The teachers’ task was to brainstorm their own strengths and weaknesses from the perspective of their animal. I joined the eagle group because, as one teacher pointed out, my job is to observe.
The group filled its white easel paper with adjectives and phrases: “American, calmness, strength, swoopin’ with intention, seein’ da big picture.”
The lesson, while goofy and engaging, seemed childish, but when I spoke to several educators later, they said they had concrete ways to implement mindfulness in the classroom.
Shira Becher, who teaches second grade at the Hannah Senesh Community Day School in Carroll Gardens, Brooklyn, said she uses a breathing ball in her classroom. She has her students inhale as the ball expands and exhale as it contracts. They do this three times before Shema, or morning prayer.

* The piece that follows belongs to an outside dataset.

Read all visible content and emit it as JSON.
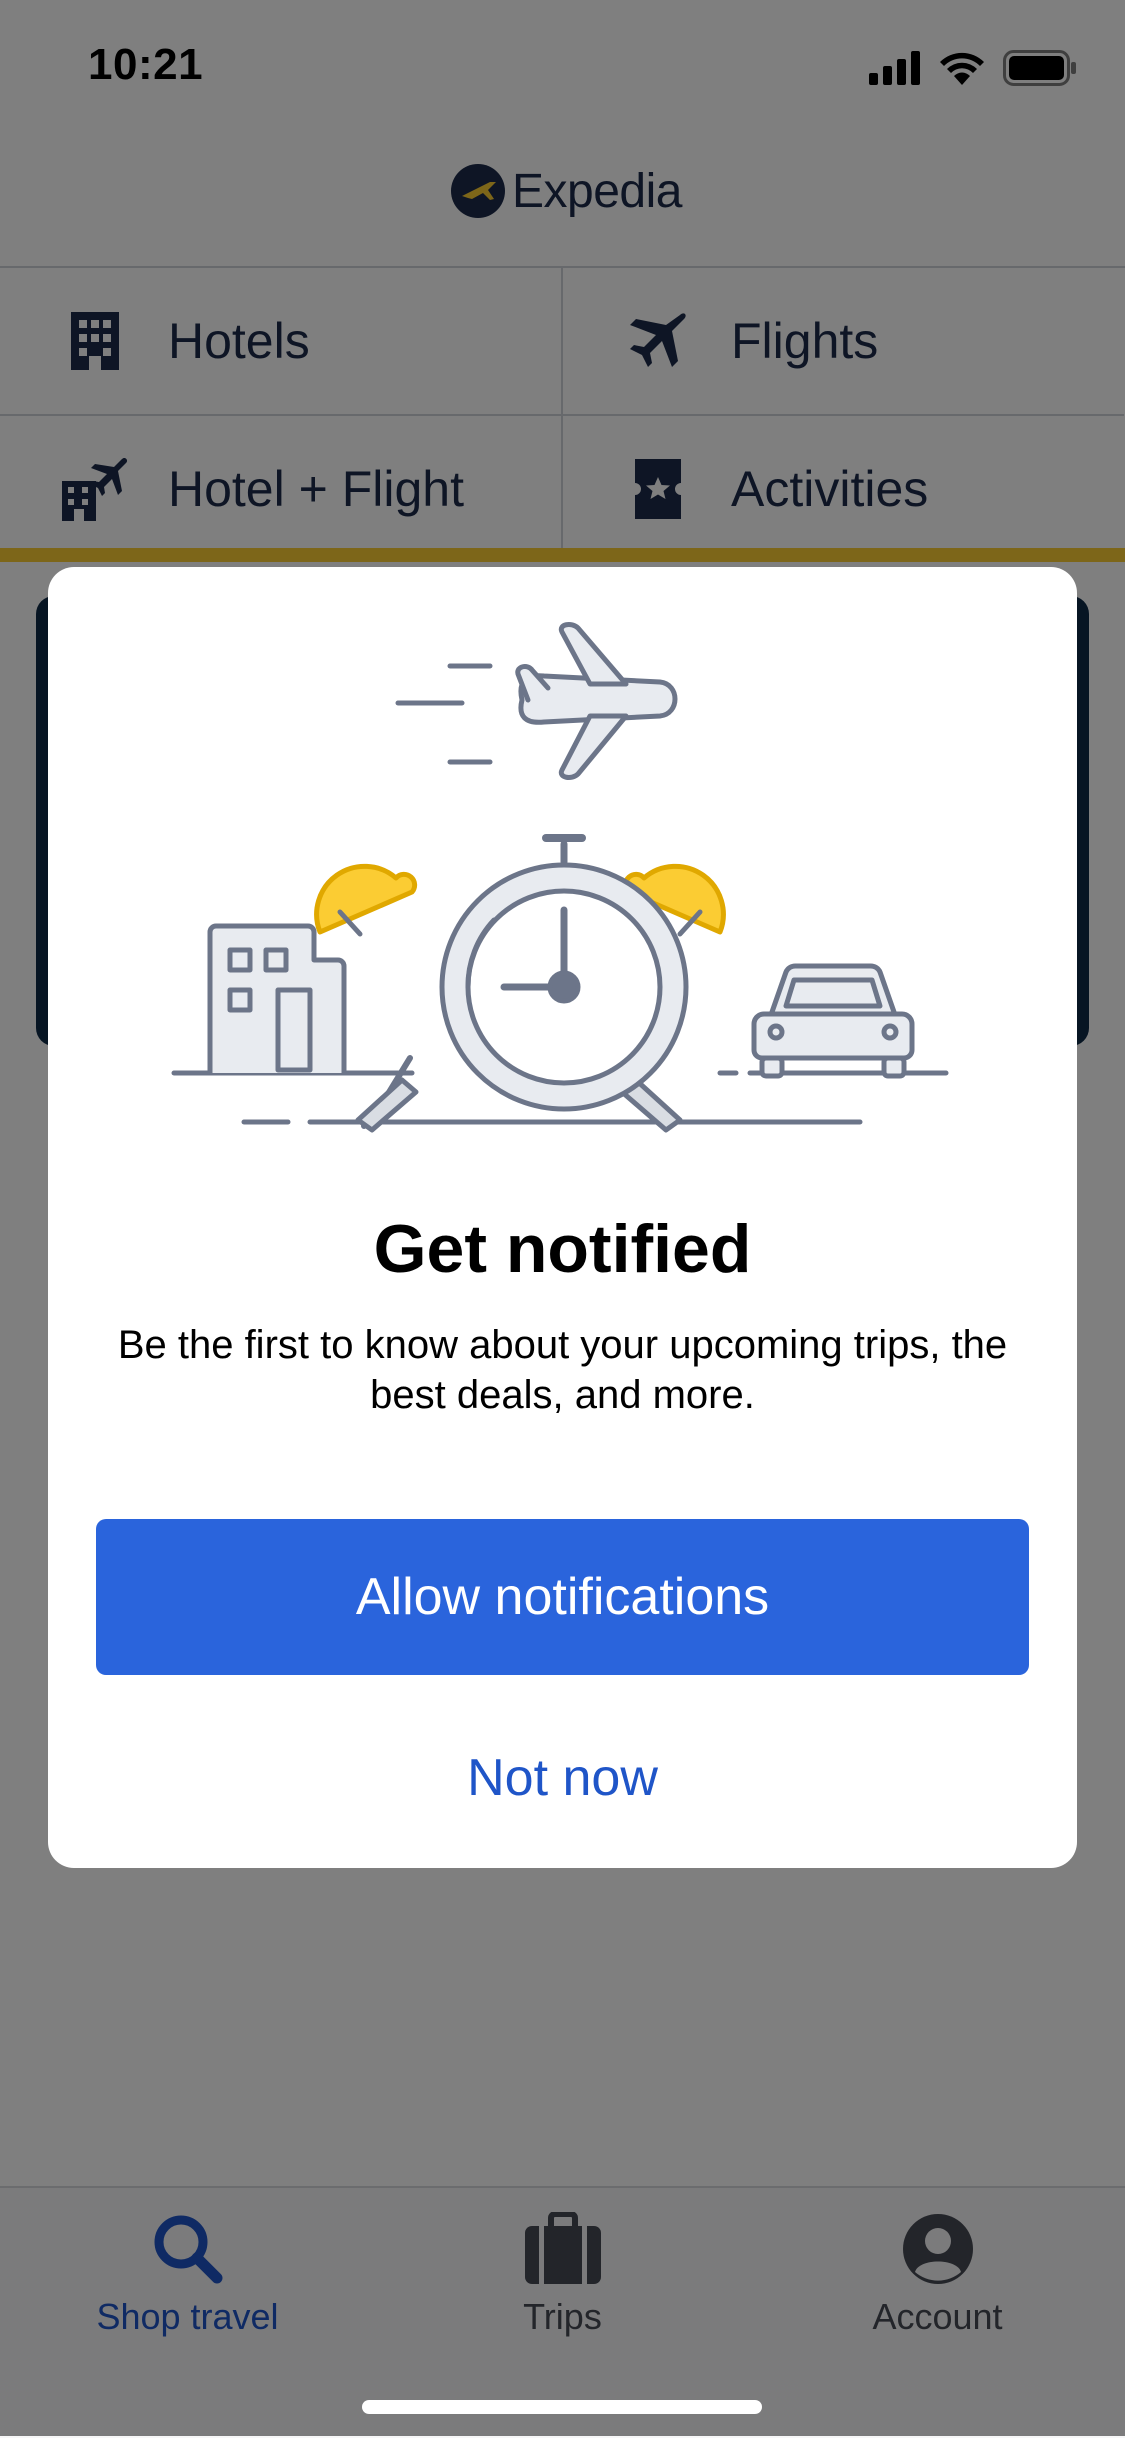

“Mindfulness helps me to be more patient,” Becher said. “It’s easy to see a student as a thing to move from point A to point B. It’s very easy to brush off a child and move on to your so-important lesson plan.” Parkes was also pleasantly surprised about how applicable the workshop was to her job, though she said the point wasn’t necessarily to bring techniques to the classroom, but to learn how to apply the teachings to all aspects of life.
“We don’t want to keep it confined to the classroom,” she said of Judaism, comparing it to Breathe for Change. “We teach Judaism because we want you to live it.”
When it was the eagle group’s turn to share, it had, as instructed, come up with a pose to represent the animal. In front of the friendly rabbits and shy turtles, a teacher named Adam imitated an eagle crouching on a yoga block with his arms wrapped around his body. He slowly rose up, untangled his arms and spread them wide. In a final pose, he gazed down as if flying high.